After a nuclear war devastates the globe, survivors gather under a leader named Martha Evesdaughter to build a new society, a better society, where indiscriminate war and the male lust for glory and domination and ownership will be bred out of the species, even if it takes a thousand years. Men are kept in garrisons, armed with Bronze Age technology, fed a cult of personal honor and duty and one-on-one combat, but given the chance to return to Women's Country should they choose. These less violent males become breeding stock, leading over many generations to brilliant, psychic empaths and clairvoyants, while the garrison males are told they are the sires of the "warriors' sons" birthed after every conjugal carnival, but they really aren't. And the breeding males and the ruling females can actually defend themselves, because they have like crazy ninja skills and weapons in addition to the clairvoyant empathy thing, so the warrior males are totally expendable. Got all that?
Allegorical novels can fall apart if the allegory doesn't grab the reader. Certainly the world didn't grab me, set up as it was solely to sustain the allegory. The characters could have been interesting if they hadn't all been making stupid, stubborn decisions because the plot needed them to. But the allegory here was the main thing, and it didn't work for me at all. For one thing, what was the allegorical meaning? That male-dominated societies suck, that men have all too often treated women as chattel and possessions, that honor and glory breed machismo and disrespect for women?

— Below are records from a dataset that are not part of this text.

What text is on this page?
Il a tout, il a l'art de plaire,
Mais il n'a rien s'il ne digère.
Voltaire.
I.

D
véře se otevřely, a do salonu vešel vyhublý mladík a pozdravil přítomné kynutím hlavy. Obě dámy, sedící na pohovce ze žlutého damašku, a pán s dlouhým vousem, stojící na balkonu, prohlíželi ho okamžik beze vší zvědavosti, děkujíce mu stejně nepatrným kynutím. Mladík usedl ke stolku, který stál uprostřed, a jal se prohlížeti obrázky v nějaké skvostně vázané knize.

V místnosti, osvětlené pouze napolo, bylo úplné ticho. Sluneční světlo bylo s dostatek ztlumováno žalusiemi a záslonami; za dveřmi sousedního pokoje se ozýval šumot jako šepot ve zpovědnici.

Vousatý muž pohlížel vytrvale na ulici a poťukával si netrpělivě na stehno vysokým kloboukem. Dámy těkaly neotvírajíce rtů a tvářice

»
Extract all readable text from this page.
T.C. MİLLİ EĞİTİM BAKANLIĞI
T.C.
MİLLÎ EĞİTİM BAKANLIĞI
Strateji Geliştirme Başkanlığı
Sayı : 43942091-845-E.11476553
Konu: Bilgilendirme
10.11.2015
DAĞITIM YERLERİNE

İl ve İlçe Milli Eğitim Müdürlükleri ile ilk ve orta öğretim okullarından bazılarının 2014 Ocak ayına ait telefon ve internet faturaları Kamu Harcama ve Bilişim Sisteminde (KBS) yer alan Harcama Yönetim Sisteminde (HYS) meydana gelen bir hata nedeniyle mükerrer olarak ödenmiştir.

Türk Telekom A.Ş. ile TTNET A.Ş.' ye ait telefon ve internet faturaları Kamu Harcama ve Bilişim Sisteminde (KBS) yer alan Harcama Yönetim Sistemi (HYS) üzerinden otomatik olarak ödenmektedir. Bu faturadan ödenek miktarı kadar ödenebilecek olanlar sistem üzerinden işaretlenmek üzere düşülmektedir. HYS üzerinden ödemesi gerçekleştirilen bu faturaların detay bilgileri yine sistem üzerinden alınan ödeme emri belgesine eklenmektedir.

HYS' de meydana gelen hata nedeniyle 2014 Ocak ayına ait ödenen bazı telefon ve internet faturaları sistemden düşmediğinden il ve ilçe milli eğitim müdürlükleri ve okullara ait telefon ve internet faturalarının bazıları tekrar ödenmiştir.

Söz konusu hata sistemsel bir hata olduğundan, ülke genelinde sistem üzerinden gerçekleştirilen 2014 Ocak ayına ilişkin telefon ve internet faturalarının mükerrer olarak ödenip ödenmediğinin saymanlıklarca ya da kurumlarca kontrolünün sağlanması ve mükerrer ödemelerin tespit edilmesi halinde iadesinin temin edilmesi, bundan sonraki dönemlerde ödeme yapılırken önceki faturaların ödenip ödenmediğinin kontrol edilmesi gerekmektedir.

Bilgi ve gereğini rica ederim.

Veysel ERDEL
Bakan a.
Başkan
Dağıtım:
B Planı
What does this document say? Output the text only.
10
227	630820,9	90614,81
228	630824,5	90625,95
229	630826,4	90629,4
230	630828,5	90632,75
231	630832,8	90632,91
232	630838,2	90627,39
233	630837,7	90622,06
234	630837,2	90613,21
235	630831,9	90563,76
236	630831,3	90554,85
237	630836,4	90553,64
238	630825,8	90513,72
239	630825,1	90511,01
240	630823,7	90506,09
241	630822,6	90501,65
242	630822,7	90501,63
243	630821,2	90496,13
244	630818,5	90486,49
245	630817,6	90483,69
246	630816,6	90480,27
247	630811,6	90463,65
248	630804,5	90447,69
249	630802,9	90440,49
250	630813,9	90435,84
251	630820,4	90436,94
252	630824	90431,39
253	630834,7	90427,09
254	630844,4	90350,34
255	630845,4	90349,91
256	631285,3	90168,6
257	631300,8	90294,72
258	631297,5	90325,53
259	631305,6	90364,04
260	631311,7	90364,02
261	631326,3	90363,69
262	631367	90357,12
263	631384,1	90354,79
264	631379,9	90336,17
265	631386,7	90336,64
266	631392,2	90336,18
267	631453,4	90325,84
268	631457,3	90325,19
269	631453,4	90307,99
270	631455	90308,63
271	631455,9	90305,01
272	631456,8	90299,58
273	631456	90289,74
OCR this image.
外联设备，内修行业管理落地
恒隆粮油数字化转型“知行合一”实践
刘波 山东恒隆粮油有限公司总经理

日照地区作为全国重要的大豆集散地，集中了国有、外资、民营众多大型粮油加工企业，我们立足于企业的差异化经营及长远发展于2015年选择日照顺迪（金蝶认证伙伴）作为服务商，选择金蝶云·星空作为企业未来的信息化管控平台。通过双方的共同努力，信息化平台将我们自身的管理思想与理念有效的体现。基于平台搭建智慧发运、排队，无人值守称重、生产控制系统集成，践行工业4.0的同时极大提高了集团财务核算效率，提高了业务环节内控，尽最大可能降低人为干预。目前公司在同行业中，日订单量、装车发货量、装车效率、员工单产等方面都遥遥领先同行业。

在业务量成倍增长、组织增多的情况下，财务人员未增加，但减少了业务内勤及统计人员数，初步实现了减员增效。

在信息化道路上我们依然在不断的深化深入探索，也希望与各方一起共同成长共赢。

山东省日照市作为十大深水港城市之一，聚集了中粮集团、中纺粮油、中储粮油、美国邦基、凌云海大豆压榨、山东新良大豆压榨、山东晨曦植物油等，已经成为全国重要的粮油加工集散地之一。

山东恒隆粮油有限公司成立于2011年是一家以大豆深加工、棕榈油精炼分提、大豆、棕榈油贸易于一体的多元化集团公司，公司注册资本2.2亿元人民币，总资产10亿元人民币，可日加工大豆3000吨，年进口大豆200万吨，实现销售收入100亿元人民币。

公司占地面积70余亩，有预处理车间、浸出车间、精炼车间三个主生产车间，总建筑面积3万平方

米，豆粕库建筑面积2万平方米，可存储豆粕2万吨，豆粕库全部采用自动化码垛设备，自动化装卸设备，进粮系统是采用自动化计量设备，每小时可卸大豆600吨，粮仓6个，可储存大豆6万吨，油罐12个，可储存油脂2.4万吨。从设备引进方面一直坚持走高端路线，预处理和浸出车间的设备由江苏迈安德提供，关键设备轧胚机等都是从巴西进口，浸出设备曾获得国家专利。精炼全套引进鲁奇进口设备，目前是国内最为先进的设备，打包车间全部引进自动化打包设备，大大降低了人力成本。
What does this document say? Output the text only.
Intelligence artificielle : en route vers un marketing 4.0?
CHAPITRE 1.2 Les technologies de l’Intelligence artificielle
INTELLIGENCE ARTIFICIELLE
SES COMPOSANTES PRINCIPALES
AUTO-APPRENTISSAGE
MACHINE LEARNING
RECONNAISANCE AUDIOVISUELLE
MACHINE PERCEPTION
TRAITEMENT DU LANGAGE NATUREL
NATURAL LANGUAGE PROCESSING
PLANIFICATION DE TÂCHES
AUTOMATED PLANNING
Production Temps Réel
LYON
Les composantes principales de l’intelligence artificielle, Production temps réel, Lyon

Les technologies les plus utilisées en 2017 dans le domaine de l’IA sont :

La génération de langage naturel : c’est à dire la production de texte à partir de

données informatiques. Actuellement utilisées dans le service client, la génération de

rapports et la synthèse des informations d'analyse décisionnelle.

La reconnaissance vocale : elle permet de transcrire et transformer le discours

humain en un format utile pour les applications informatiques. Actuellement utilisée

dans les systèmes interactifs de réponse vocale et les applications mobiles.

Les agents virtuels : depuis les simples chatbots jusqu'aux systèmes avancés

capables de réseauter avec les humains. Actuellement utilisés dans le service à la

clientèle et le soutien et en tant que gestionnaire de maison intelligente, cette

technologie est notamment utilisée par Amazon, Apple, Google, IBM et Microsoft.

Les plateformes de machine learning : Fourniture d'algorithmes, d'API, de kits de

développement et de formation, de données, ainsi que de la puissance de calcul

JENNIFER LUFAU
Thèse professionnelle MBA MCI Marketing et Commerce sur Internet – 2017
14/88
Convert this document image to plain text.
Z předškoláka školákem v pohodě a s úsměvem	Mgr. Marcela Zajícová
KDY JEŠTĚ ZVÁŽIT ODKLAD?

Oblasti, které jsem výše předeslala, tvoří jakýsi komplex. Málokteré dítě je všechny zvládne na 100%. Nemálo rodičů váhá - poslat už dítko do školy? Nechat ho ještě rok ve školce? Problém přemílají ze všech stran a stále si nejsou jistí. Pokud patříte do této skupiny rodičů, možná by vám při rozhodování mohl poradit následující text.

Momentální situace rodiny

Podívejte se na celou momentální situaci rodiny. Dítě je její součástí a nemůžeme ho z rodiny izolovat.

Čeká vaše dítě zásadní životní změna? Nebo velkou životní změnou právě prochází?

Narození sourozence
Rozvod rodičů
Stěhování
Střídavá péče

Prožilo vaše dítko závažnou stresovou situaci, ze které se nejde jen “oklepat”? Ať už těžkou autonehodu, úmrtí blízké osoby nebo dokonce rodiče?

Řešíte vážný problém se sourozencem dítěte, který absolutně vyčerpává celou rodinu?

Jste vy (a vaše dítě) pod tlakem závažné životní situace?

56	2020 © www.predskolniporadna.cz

All valid points, but even in 1988 I think you would have needed something more to bulk up your novel. Women's Country felt insubstantial -- and, worst of all, it was boring.
Tepper hints at the role of the Campbellian hero's quest as a male empowerment fantasy and a rationale for misogynistic behavior, a theme she would treat in great detail in Raising the Stones, but in neither book does she develop that thesis to any satisfactory conclusion. (Another thing she revisits in Sideshow is the caricature of the god-fearin' patriarchal society, which feels like a protracted detour in this book and led to a less than satisfying climax. Not elegant plotting.) The whole "breeding the violence out of the men" thing was some half-baked anthropology -- violence, cooperation, and empathy are largely modulated by culture, so I couldn't stop thinking how stupid it was to let the warrior males raise all the male children from age 5 on, Sparta style, if you wanted to set up a peaceful matriarchal society.